Project Summary
The long-term goal of this project is to improve the neurological health of patients with diabetes by
decreasing the severity and incidence of cerebral ischemia. Stroke and heart disease are the most serious
complications of diabetes, accounting for more than 84% of the mortality. Epidemiological studies of cerebral
ischemia suggest that diabetes increases its incidence and exacerbates the consequences of cerebral ischemia,
with one of the main contributing factors being hyperglycemia. In clinical studies, intensive anti-diabetic therapy
was able to delay the onset and slow progression of secondary complications of diabetes. The major side-effect
of intensive anti-diabetic therapy is hypoglycemia.
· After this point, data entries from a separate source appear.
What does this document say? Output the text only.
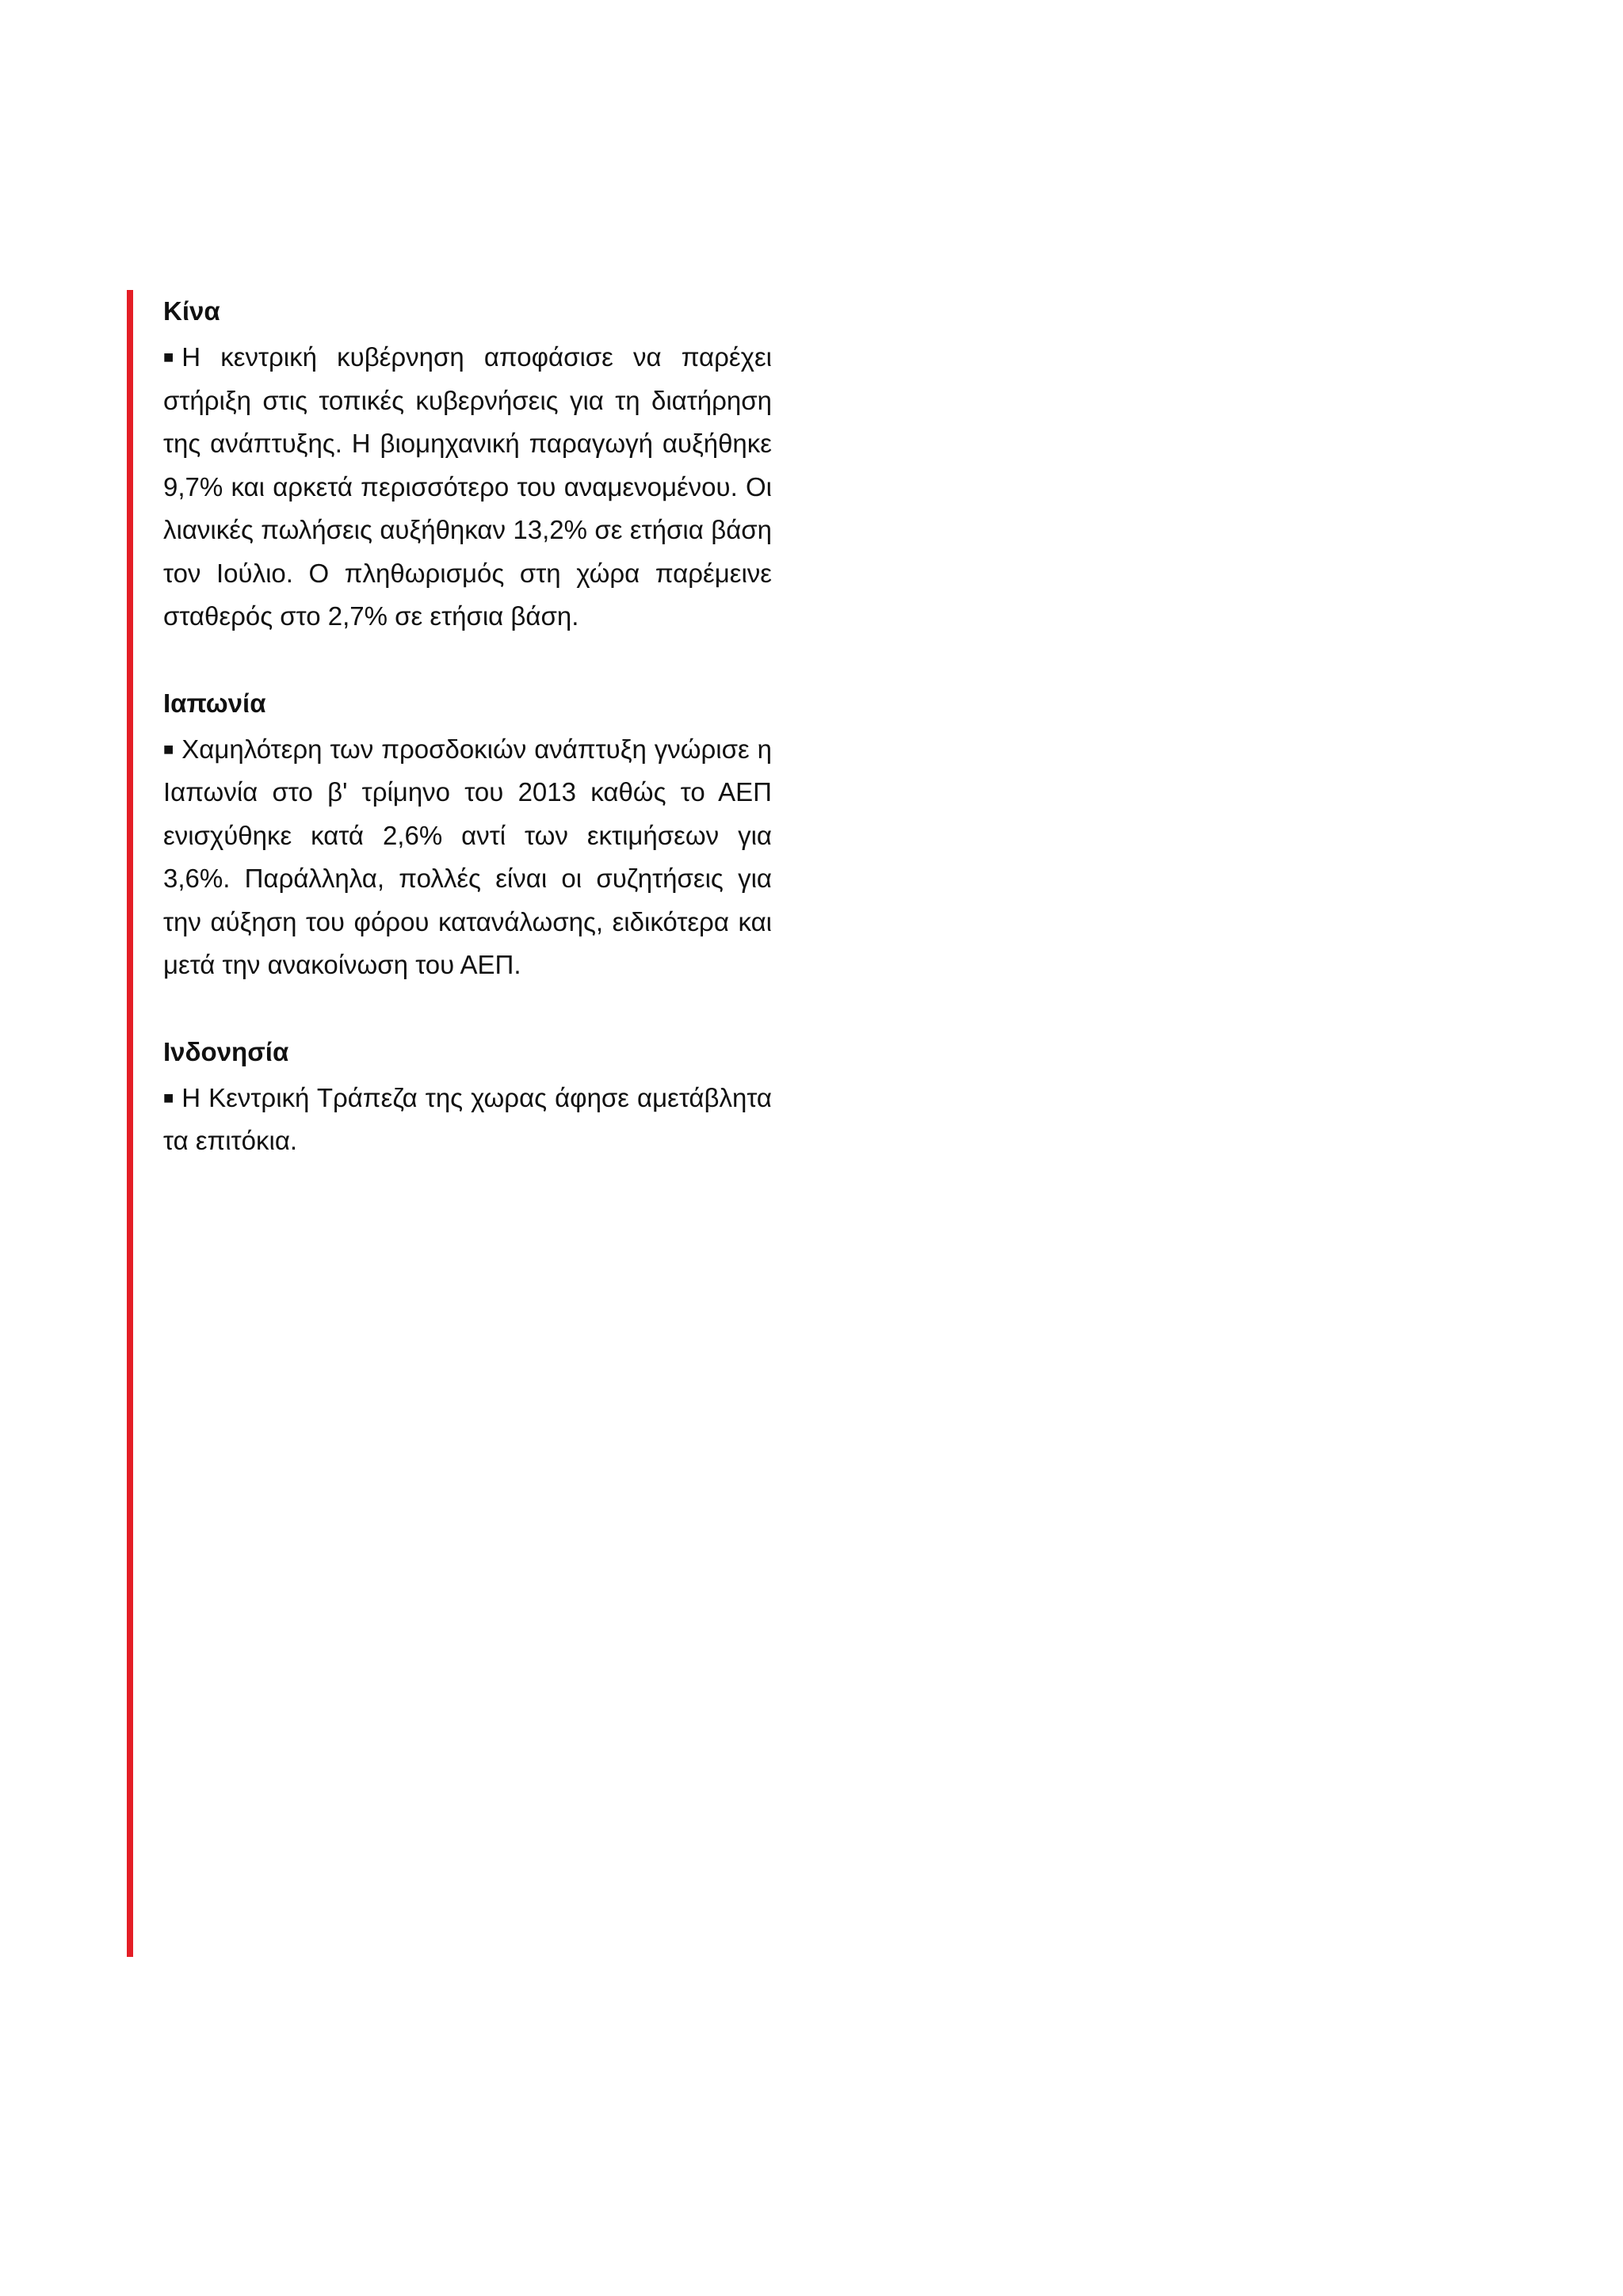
Κίνα

■ Η κεντρική κυβέρνηση αποφάσισε να παρέχει στήριξη στις τοπικές κυβερνήσεις για τη διατήρηση της ανάπτυξης. Η βιομηχανική παραγωγή αυξήθηκε 9,7% και αρκετά περισσότερο του αναμενομένου. Οι λιανικές πωλήσεις αυξήθηκαν 13,2% σε ετήσια βάση τον Ιούλιο. Ο πληθωρισμός στη χώρα παρέμεινε σταθερός στο 2,7% σε ετήσια βάση.

Ιαπωνία

■ Χαμηλότερη των προσδοκιών ανάπτυξη γνώρισε η Ιαπωνία στο β' τρίμηνο του 2013 καθώς το ΑΕΠ ενισχύθηκε κατά 2,6% αντί των εκτιμήσεων για 3,6%. Παράλληλα, πολλές είναι οι συζητήσεις για την αύξηση του φόρου κατανάλωσης, ειδικότερα και μετά την ανακοίνωση του ΑΕΠ.

Ινδονησία

■ Η Κεντρική Τράπεζα της χωρας άφησε αμετάβλητα τα επιτόκια.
Recurrent hypoglycemia (RH) episodes are common among
type 1 and type 2 patients receiving intensive therapy. Thus, the goal of this project is to evaluate the impact of
prior exposure to hypoglycemia on the risk of stroke/thrombosis, delineate underlying mechanisms, and
understand the mechanism by which hypoglycemia exacerbates cerebral ischemic damage using insulin-treated
diabetic (ITD) rats. Using an in vivo model of thrombosis, we observed that ITD rats with prior exposure to RH
develop significantly larger thrombi compared to the controls. We also observed that platelets from RH-exposed
ITD rats are more sensitive to an aggregation stimulus. Unbiased RNA-seq analysis, subsequent real-time PCR,
and immunoblotting experiments demonstrate increased levels of phospholipase c ¿-1 (PLC¿1), a member of
phosphoinositide-specific PLCs that plays an important role in platelet activation via intracellular calcium
signaling, in platelets harvested from RH-exposed ITD rats. We also observed that exposure of ITD rats to RH
leads to pronounced post-cerebral ischemic hypoperfusion. Post-ischemic platelet activation may be responsible
for post-cerebral ischemic perfusion deficits. In view of these, we hypothesize that prior exposure to RH
increases the risk of cerebral ischemia and exacerbates post-cerebral ischemia hypoperfusion by
platelet dysfunction. To test this hypothesis, we propose the following specific aims: Aim 1: Determine the
minimum frequency of RH exposure required to increase the risk of thrombosis (a surrogate for stroke risk) in
ITD rats as well as the duration of this effect. Aim 2: Evaluate the mechanism by which prior exposure of ITD
rats to RH increases the risk of thrombosis. Aim 3: Evaluate the role of platelet dysfunction in exacerbated
ischemic brain damage in RH-exposed ITD rats. We expect these studies to provide insight into the mechanism
by which prior exposure to RH increases cerebral ischemia risk and post-cerebral ischemic damage in patients
with diabetes in order to help lower their risk of cerebral ischemia.